Our Roundtable


Closing remarks from the producers of Ethnic Studies Rise.


In this final installment for the Ethnic Studies Rise roundtable, Nelson Maldonado-Torres (Rutgers U and Fanon Foundation) and Yomaira Figueroa-Vásquez (Michigan State University) situate Ethnic Studies in longer histories of struggle for justice in and outside of the U.S. academy, and against the white supremacy and Eurocentrism of the modern university. They foreground the marginalization of Ethnic Studies scholars and curricula in the university and highlight the potential of ethnic studies scholars and women of color feminists to decolonize the university.


This conversation features Gabrielle Foreman, Dylan Rodriguez, and Jessica Marie Johnson, who carry forward earlier exchanges in this roundtable on why Ethnic Studies matters now. Each writer trenchantly indicts the academy for its war on the people working in Ethnic Studies and associated fields of study (Black/Africana Studies, Indigenous Studies, Caribbean Studies, Latinx Studies, Women's, Gender and Sexuality Studies, Queer Studies, American Studies). In their respective pieces, they counterpose this war with the powerful solidarity each has experienced through Ethnic Studies work, as part of wider communities struggling in, against, and beyond the academy.


Offering a set of provocations and invitations, Joseph M. Pierce (Stony Brook University) and Kaiama L. Glover (Barnard College) dialogue about the vulnerability of the Indigenous, black, and brown person in academia, and the solidarities, alliances, and kinship forged between black and brown intellectuals that pose a real threat to academic institutions. Building from Lorgia García Peña’s tenure denial, Pierce and Glover move from the structural violence attending their positions in academia to push us to think harder about how we do the work of decoloniality and/in Ethnic Studies.


This conversation features historians Elizabeth Manley (Xavier University) and Edward Paulino (John Jay College of Criminal Justice), who reflect on the contributions Lorgia García Peña's The Borders of Dominicanidad makes to the growing field of Dominican Studies. They also address the way the book draws attention to the crucial place of the Dominican Republic and Haiti in histories of the Caribbean, Latin America, and the African Diaspora. Both build from García Peña's insistence that studies of the Dominican Republic move "from the footnote to the center of the page," and what this means in relation to archival work.

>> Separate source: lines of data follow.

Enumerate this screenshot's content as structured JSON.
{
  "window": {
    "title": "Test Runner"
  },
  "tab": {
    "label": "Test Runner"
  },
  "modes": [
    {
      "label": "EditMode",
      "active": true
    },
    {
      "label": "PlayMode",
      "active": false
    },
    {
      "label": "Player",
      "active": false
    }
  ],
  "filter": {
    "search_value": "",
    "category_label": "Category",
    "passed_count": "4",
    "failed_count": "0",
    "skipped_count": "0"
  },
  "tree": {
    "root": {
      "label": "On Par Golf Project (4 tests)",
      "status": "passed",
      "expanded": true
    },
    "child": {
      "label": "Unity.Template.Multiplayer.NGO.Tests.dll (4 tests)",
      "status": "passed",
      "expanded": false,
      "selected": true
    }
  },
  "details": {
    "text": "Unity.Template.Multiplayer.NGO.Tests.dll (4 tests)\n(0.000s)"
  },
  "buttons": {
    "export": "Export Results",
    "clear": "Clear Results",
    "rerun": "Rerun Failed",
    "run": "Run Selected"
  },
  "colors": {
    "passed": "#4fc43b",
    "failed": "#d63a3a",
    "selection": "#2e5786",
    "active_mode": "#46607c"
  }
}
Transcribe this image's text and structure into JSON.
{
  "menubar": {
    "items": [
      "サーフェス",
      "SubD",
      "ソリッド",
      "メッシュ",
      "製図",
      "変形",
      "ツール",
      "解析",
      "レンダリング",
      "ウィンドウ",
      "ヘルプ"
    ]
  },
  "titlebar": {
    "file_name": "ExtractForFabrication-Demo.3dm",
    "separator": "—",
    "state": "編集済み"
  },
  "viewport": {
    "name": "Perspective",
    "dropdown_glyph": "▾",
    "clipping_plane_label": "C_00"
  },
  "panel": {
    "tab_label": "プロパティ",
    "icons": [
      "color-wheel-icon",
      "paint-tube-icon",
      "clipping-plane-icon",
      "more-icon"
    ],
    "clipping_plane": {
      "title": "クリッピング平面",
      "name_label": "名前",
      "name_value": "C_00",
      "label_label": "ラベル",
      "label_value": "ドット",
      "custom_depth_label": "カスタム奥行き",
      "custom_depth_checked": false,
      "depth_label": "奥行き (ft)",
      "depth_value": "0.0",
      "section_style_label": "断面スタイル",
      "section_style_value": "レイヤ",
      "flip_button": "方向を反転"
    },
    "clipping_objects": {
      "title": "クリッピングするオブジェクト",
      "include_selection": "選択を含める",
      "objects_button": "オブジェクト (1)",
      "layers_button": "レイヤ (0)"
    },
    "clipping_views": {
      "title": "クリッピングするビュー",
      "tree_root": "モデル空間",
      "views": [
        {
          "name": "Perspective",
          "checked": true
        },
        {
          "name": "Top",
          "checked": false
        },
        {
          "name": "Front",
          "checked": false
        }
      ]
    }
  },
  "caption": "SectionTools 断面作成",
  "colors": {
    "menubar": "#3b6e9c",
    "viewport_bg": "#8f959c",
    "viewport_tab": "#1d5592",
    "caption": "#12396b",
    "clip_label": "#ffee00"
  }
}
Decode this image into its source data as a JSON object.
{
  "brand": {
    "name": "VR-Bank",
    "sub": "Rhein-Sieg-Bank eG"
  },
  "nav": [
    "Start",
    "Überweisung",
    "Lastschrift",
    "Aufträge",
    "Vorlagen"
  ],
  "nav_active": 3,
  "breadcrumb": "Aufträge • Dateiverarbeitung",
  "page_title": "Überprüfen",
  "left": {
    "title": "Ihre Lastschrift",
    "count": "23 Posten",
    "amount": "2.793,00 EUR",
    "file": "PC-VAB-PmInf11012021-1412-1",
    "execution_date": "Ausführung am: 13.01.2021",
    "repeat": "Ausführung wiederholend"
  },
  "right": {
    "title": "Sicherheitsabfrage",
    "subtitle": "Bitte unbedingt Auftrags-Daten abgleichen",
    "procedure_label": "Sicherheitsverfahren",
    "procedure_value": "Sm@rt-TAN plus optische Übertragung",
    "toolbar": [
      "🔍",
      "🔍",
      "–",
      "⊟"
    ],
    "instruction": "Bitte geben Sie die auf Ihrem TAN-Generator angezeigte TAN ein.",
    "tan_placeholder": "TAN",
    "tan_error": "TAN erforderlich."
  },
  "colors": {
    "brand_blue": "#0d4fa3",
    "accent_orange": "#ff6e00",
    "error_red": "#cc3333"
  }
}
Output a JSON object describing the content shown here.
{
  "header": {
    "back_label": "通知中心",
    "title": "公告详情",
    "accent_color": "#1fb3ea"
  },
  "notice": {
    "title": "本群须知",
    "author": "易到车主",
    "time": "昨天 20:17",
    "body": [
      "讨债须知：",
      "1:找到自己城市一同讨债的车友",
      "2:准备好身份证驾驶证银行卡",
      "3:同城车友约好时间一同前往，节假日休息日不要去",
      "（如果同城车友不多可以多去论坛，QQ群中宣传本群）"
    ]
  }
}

In this exchange Urayoán Noel (NYU) and Rachel Afi Quinn (U. Houston) examine the innovative methods of Lorgia García Peña’s The Borders of Dominicanidad. Urayoán Noel highlights the methodology of entering the margins of U.S. and Dominican national archives, which he calls the “Lorgian Margin,” and Rachel Afi Quinn highlights the self-reflexivity of this methodology, pointing to the ways that Lorgia García Peña’s own voice and embodied experience come under self-scrutiny in the text.


In this strong exchange, Frances Negrón-Muntaner (Columbia U.) and Roopika Risam (Salem State U.) discuss why Ethnic Studies now. Negrón-Muntaner discusses how universities approach Ethnic Studies as a threat precisely because Ethnic Studies seeks to overturn the status quo as an “insurrection” from within and without. Roopika Risam continues in the same vein by outlining the imbrication of the university and racial capitalism and declaring the university as we know it “indefensible.”


In this powerful epistolary exchange, Robin D. G. Kelley (UCLA) and Laurent Dubois (Duke U.) respond to a set of guiding questions about the importance of thinking, theorizing, and historicizing race and racial blackness globally, internationally, and transnationally.


In this exchange, Jossianna Arroyo (U. of Texas, Austin), Sharina Maillo-Pozo (U. of Georgia), and Danny Méndez (Michigan State U.) delve into The Borders of Dominicanidad. Arroyo and Maillo-Pozo offer cogent analyses of the book’s wide-ranging contributions, and Méndez offers a moving response to their analyses that considers the book in relation to García Peña’s commitments.